Lawsuits send warning on abortion bans

LITTLE ROCK, Ark.-Arkansas lawmakers can't say they weren't warned.

As the Republican-led Legislature advanced a series of measures earlier this year restricting abortions, opponents repeatedly warned that the moves would prompt the types of legal challenges that have halted or overturned other bans enacted in recent years. Those groups are now following through on that threat, with a pair of lawsuits aimed at blocking five of those new restrictions before they take effect.

The challenges aren't just intended to overturn restrictions in a state that has turned deeply red in recent years. They're also meant to send a message to anti-abortion groups who view the solidly Republican legislature as an easy win for new efforts to limit the procedure that can be tested elsewhere.

"Arkansas politicians have passed extreme abortion bans that put their political agenda ahead of women's health. No more. We're fighting back," Talcott Camp, deputy director of the American Civil Liberties Union's Reproductive Freedom Project, said in a statement announcing the lawsuits.

The ACLU and the Center for Reproductive Rights are focusing on four new laws approved this year, including a ban on a procedure known as dilation and evacuation. Abortion-rights supporters say it's the safest and most common procedure used in second-trimester abortions. They're also challenging a "sex-selection" abortion ban that the groups say would indefinitely delay a woman's abortion by requiring doctors review her entire pregnancy procedure and a tissue disposal law that they say would effectively require notification of the woman's sexual partner or parents. The fourth law the group wants to halt expands the requirement that physicians performing abortions for patients under 14 take steps to preserve embryonic or fetal tissue and to notify local police where the minor resides.

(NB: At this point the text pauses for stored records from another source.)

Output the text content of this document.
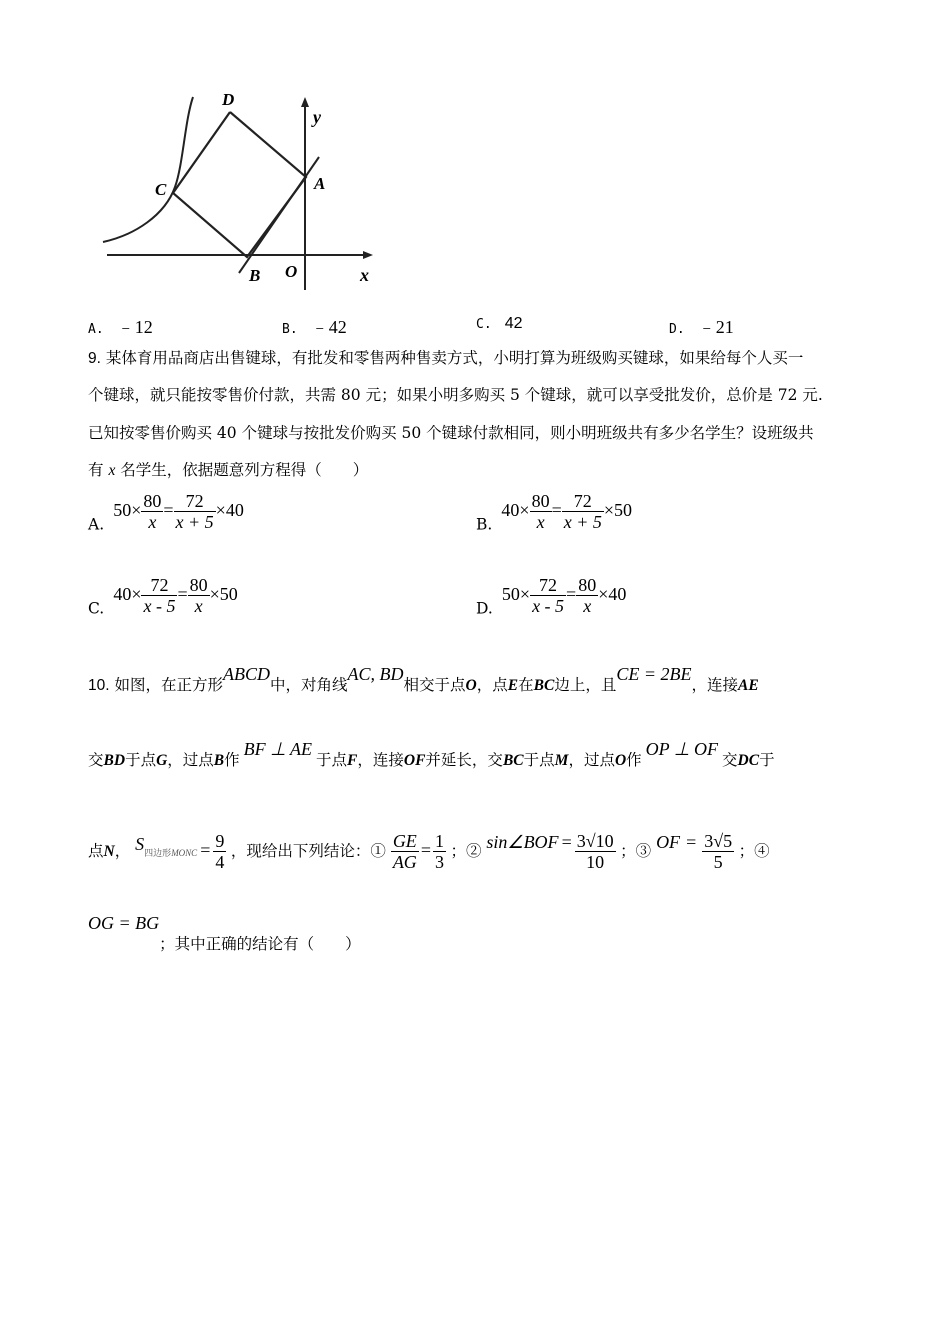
D
C	A
B O	x
y
A. ﹣12	B. ﹣42	C. 42	D. ﹣21
9. 某体育用品商店出售键球，有批发和零售两种售卖方式，小明打算为班级购买键球，如果给每个人买一
个键球，就只能按零售价付款，共需 80 元；如果小明多购买 5 个键球，就可以享受批发价，总价是 72 元.
已知按零售价购买 40 个键球与按批发价购买 50 个键球付款相同，则小明班级共有多少名学生？设班级共
有 x 名学生，依据题意列方程得（　　）
A. $50\times \frac{80}{x} = \frac{72}{x + 5} \times 40$
B. $40\times \frac{80}{x} = \frac{72}{x + 5} \times 50$
C. $40\times \frac{72}{x - 5} = \frac{80}{x} \times 50$
D. $50\times \frac{72}{x - 5} = \frac{80}{x} \times 40$
10. 如图，在正方形ABCD中，对角线AC, BD相交于点O，点E在BC边上，且CE = 2BE，连接AE
交BD于点G，过点B作BF ⊥ AE于点F，连接OF并延长，交BC于点M，过点O作OP ⊥ OF交DC于
点N， S四边形MONC = $\frac{9}{4}$ ，现给出下列结论：① $\frac{GE}{AG} = \frac{1}{3}$ ；② sin∠BOF = $\frac{3√10}{10}$ ；③ OF = $\frac{3√5}{5}$ ；④
OG = BG；其中正确的结论有（　　）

Another lawsuit by Planned Parenthood Great Plains and Little Rock Family Planning Services focuses on a law requiring the state suspend or revoke the license of abortion providers for any rule or law violation. The new restrictions, the groups argue, unfairly target abortion providers.

The groups hope the challenges will join other recent victories they've seen in federal courts over Arkansas' abortion restrictions. A 2013 law banning abortions 12 weeks into a woman's pregnancy was ultimately struck down by federal courts, while Arkansas is appealing a judge's order halting a 2013 restriction on how the abortion pill is administered. The state is also fighting a judge's order blocking Gov. Asa Hutchinson's decision to cut off Medicaid funding to Planned Parenthood over videos secretly shot by anti-abortion activists.

But they also come at a time that the political landscape in Arkansas and nationally are favoring restrictions on abortion. Arkansas' measures easily advanced months after Republicans expanded their majorities in both chambers of the state Legislature, and abortion opponents have been heartened by the GOP's control of the White House and Congress.

The conservative groups pushing for the restrictions are hopeful for a court win, but have said past challenges have left them with minor victories nonetheless. The Family Council, which backed the abortion restrictions, cited the court ruling striking down the 12-week abortion ban. The rulings striking down the ban left in place a portion of the law that requires doctors to check for a fetal heartbeat and notify the pregnant woman if one is present.

"I believe these lawsuits will simply pave the way for even better pro-life laws in the future-no matter how the courts rule," Jerry Cox, head of the Family Council, said last week.

It may take some time before it's clear whether these lawsuits are a stop sign for abortion opponents or merely a detour.